A pattern has the general form:
field verb arg
Each field corresponds to a field in the incoming plumbing message:
src Source application
dst Destination port
dir Working directory
kind Format of the data (eg, text or image)
attr A line of name=value pairs
data The message data (an array of bytes)
The verbs are:
is Exact string comparison with arg
matches
Regular expression comparison with arg
isdir Arg must name an existing directory
isfile Arg must name an existing file
set Set the value of the field to arg. This verb operates in
place, so put it after all other patterns in the rule.
The arg can refer to one of the following variables:
$0 to $9
Substrings resulting from the most recent regular expres‐
sion match: $0 is the entire substring; $1 the first
parenthesised substring, etc.
$file The file name examined by the last isfile verb.
$dir The directory name examined by the last isdir verb.
The following actions are provided:
plumb to port
Route the message to the given plumbing port.
plumb start command arg ...
If no program is currently listening on the current
rule's port, start the command with the given arguments.
The `$' variables listed above can be used, to include
part of the message in the command line arguments to the
program.
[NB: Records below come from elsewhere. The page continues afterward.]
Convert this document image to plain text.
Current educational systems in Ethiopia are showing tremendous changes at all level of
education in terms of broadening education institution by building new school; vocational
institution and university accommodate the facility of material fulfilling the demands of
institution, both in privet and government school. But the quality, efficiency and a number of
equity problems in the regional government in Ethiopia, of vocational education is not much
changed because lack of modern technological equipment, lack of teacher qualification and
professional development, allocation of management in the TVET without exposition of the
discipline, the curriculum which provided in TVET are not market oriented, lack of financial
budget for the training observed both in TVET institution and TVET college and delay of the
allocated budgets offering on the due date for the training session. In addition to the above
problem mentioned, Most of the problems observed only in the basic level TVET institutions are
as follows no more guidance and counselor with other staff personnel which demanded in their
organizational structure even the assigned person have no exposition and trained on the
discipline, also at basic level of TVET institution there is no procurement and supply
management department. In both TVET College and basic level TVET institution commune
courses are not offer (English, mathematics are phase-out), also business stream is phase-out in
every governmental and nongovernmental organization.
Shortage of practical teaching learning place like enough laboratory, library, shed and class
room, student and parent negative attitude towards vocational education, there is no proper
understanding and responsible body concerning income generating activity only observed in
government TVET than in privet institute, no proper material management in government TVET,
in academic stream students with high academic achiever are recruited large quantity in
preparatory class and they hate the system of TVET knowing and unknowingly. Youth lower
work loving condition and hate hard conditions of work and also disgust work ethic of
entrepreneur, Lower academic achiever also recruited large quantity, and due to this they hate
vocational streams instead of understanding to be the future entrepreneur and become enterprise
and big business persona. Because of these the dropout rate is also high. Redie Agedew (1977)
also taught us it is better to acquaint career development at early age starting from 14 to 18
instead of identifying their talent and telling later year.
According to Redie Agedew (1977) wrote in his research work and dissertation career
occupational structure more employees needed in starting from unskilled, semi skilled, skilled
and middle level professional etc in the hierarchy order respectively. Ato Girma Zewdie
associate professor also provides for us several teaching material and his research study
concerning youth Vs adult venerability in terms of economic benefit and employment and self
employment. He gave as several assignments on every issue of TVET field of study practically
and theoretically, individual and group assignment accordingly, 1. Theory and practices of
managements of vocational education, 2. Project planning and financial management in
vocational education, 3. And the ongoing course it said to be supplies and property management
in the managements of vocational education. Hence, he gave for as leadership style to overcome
They are replaced in the command string by
their actual values.
For example, the following rule sends the names of module files- file
names ending with suffix `.m'- to wm-brutus(1), starting it if it is
not already running:
kind is text
data matches '([a-zA-Z0-9]+.m)(:[0-9]+)?'
data isfile /module/$1
data set /module/$0
plumb to edit
plumb start /dis/wm/brutus.dis $file$2
Note the use of $2 in the start action to pass brutus the line number
selected by the second parenthesised expression in the pattern.